After we had sat down and the chairs were lacking for some, Mwalimu came down the stairs accompanied by his longtime secretary, the late Joan Wickens, an Englishwoman, then in her advanced years, and another male assistant.
We got up, we all shook his hand – that was my first time ever – and waved us to sit down, with lots of chairs missing. Most of the time during the press conference, my mind was elsewhere – trying to figure out how this truly famous man – a giant of the African struggle for independence, a man who retained his worldwide moral authority even after his vision of rural socialism stalled – live in such an undemanding environment?
Also, his way of life must have been like that throughout his presidency, and it explains a lot why he towered above many other African leaders (if not the world) when it came to moral issues and unremarkable personal habits. How can a person choose to reject a wasteful life like this? Because it was there the whole time, with the snap of a finger.
When I half listened to Mwalimu’s tirades on the G55 that he wanted to “break the Union”, that this was only possible because of his corpse, an anger built in me that was directed at the government leaders, whom he had been in charge for seven years had passed earlier.
Why did they allow him to live in the neglected environment? I very much doubt he preferred it himself because I couldn’t imagine chasing away a group of workers sent in for repairs or men delivering new furniture.
The next day, the front pages of many newspapers focused on the state of Mwalimu’s house in Msasani, rather than what he said about the G55 debate. That must have surprised him too.
A few weeks later, on behalf of my editor Anthony Ngaiza, I visited Mwalimu’s residence to receive an answer from Mama Wickens to our inquiry whether Mwalimu had any objections to the decision of the Dar es Salaam city council – at that time under the mayor’s office of Kitwana Kondo rename the historic Pugu Road after him, namely Julius Kambarage Nyerere Road.
She said: “Yes, Mwalimu disagreed, at least not if he is still alive.”
However, the city fathers simply removed the “Mwalimu Julius Kambarage” from the name tags. Sure, he wasn’t the only Nyerere born into this world. It remained Nyerere Road.
During this brief visit I also saw workers renovating the house, painting over it, changing slats, etc. So they heard the screams from the newspapers!

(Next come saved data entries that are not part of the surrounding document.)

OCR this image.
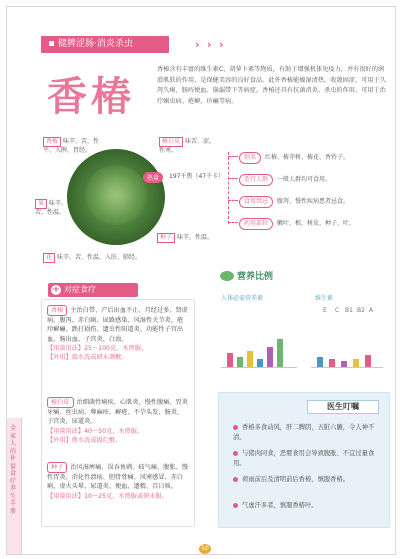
健脾涩肠·消炎杀虫	› › ›
香椿
香椿含有丰富的维生素C、胡萝卜素等物质，有助于增强机体免疫力，并有很好的润滑肌肤的作用，是保健美容的良好食品。此外香椿能燥湿清热，收敛固涩，可用于久泻久痢、肠痔便血、崩漏带下等病症。香椿还具有抗菌消炎、杀虫的作用，可用于治疗蛔虫病、疮癣、疥癞等病。
香椿 味辛、苦，性平，入脾、胃经。
椿白皮 味苦、涩，性寒。
果 味辛、苦，性温。
种子 味辛，性温。
花 味辛、苦，性温，入肝、肺经。
热量	197千焦（47千卡）
别名 红椿、椿芽树、椿花、香铃子。
适宜人群 一般人群均可食用。
食用禁忌 腹泻、慢性疾病患者忌食。
药用部位 嫩叶、根、树皮、种子、叶。
+ 对症食疗
香椿 主治白带、产后出血不止、月经过多、肾虚病、腹泻、赤白痢、尿路感染、风湿性关节炎、疮疖癣癞、跌打损伤、遗虫性阳道炎、功能性子宫出血、肠出血、子宫炎、白浊。
【用量用法】25～100克，水煎服。
【外用】捣水洗或研末调敷。
椿白皮 治细菌性痢疾、心肌炎、慢性腹痛、胃炎牙痛、丝虫病、尊麻疹、癣疮、不孕头发、肠炎、子宫炎、尿道炎。
【用量用法】40～50克，水煎服。
【外用】煎水洗或捣烂敷。
种子 治风湿痹痛、误吞鱼刺、疝气痛、腹胀、慢性胃炎、消化性溃疡、胆骨骨痛、风寒感冒、赤白痢、虚火头晕、尿道炎、便血、遗精、百日咳。
【用量用法】10～25克，水煎服或研末服。
营养比例
人体必需营养素	维生素
E C B1 B2 A
医生叮嘱
香椿多食动风，肝二脾阴，五脏六腑，令人神不清。
与猪肉同食，恶婴食用会导致腹胀、不宜过量食用。
荷雨前后及清明前后香椿，慎服香椿。
气虚汗多者，慎服香椿叶。
全家人的补益食疗养生手册
50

But that was perhaps the first and last time the residence was renovated until his death on October 14, 1999.
Many mourners who visited the residence told disturbing stories of the poor condition of the residence.
As more people gathered for the funeral, workers were busy painting walls, replacing curtains, and mending broken water pipes.
That was Mwalimu. Who among the leaders of the continent can imitate their lifestyle?